La configurazione della buona fede quale regola ermeneutica cui ricorrere nell’ipotesi in cui il testo rimanga oscuro nonostante l’applicazione delle regole di interpretazione oggettiva, deve essere messa in discussione.
Ciò trova conferma nella collocazione centrale della norma tra i due momenti interpretativi di tipo oggettivo e soggettivo, che ne fa emergere il valore di “criterio cogente e quindi inderogabile, in ciascun momento dell’interpretazione”.
La norma pone da sempre dubbi e interrogativi soprattutto nell’identificare quali soluzioni siano conformi alla buona fede e in che modo tale criterio aggiunga un ulteriore significato a quanto già previsto negli artt. 1362 e 1367 c.c.:
- le definizioni più risalenti riferivano l’interpretazione secondo buona fede a quella che si svolge in modo conforme “all’intenzione delle parti e allo scopo che esse si sono proposte contrattando”; ma la fedeltà alla volontà comune è già richiesta dall’art. 1362 c.c.;
- abbandonata l’equivalenza tra buona fede e volontà si opta per un significato più oggettivo; da qui l’idea che la buona fede espliciti il rilievo di una “reciproca lealtà di condotta tra le parti”, ma la definizione non aggiunge niente al significato dell’art. 1366 c.c.;
- molto diffusa è l’idea di un collegamento fra la norma e il principio di affidamento: “data una dichiarazione che la controparte aveva il diritto di intendere in un dato senso, questo senso sarà rilevante per il diritto e il dichiarante non potrebbe invocare un significato diverso”; ma ciò non è convincente perché “il contratto non è l’isolata dichiarazione di una persona ad un’altra ma un ceppo di dichiarazioni reciproche: non c’è un dichiarante e un destinatario, i due contraenti partecipano delle due qualità”;
- la teoria dell’affidamento si può arricchire con un ulteriore indicazione: si può far prevalere il significato che entrambe le parti dovevano dare al testo, ma ciò riflette o “un codice comune alle parti o un significato oggettivo” che si ricava già all’art. 1362 c.c.

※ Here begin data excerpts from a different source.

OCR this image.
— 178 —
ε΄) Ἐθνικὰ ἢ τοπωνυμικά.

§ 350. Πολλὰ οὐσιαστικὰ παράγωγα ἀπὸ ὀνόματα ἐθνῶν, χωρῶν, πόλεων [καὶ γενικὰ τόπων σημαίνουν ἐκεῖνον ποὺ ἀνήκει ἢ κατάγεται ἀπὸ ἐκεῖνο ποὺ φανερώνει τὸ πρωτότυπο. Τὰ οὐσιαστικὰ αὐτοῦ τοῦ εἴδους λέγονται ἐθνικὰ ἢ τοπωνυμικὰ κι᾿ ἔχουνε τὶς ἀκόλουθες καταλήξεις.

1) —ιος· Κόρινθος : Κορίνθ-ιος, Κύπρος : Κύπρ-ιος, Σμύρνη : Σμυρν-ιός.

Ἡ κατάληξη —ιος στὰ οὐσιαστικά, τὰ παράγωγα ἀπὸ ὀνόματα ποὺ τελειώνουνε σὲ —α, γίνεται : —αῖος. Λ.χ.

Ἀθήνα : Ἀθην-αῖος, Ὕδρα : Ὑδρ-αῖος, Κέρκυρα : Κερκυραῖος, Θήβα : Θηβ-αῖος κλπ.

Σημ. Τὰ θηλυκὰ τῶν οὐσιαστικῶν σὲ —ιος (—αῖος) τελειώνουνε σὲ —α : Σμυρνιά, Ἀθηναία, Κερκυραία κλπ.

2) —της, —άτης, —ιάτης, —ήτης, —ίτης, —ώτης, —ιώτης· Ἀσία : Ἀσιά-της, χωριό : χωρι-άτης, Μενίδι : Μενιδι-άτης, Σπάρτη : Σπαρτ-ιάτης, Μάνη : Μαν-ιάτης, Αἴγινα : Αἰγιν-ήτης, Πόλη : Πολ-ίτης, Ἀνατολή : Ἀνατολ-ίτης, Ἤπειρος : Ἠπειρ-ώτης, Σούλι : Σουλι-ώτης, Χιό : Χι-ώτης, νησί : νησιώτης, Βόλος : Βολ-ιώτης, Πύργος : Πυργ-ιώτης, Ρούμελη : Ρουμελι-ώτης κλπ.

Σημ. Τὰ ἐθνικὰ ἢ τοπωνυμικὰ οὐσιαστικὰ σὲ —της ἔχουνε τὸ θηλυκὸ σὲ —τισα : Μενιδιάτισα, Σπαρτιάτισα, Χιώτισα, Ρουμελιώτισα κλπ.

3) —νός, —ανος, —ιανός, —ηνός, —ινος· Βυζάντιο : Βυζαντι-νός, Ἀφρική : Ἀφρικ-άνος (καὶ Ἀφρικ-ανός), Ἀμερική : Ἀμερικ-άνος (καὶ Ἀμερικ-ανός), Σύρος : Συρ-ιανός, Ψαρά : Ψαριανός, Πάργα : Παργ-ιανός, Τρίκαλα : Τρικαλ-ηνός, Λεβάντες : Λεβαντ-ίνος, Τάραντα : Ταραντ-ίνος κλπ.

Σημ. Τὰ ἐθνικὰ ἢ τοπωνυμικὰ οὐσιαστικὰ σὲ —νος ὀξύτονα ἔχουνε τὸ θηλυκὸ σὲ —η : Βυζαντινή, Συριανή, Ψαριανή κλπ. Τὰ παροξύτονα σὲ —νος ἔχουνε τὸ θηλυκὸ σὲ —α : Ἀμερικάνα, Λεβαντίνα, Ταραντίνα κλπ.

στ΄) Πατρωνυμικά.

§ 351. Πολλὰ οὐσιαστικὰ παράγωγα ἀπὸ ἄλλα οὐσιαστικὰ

Si comprende perciò come da qualche tempo si formulino letture più impegnative dell’art. 1366 c.c.:
- si ipotizza un suo ruolo nel caso di effetti dannosi imprevisti e perciò ingiusti, aprendo la via al tema della revisione o ripetizione del contratto;
- si può utilizzare per “rettificare dettagli di un negozio, cancellandone quanto inserito grazie alla uso del disagio o della momentanea mancanza di discernimento della controparte”;
- la Corte di Cassazione di recente precisa che “la volontà delle parti non può essere integrata con elementi ad essa estranei e ciò anche quando sia invocata la buona fede, la quale deve intendersi come fattore di integrazione del contratto non sul piano interpretativo ma su quello della determinazione delle rispettive obbligazioni delle parti.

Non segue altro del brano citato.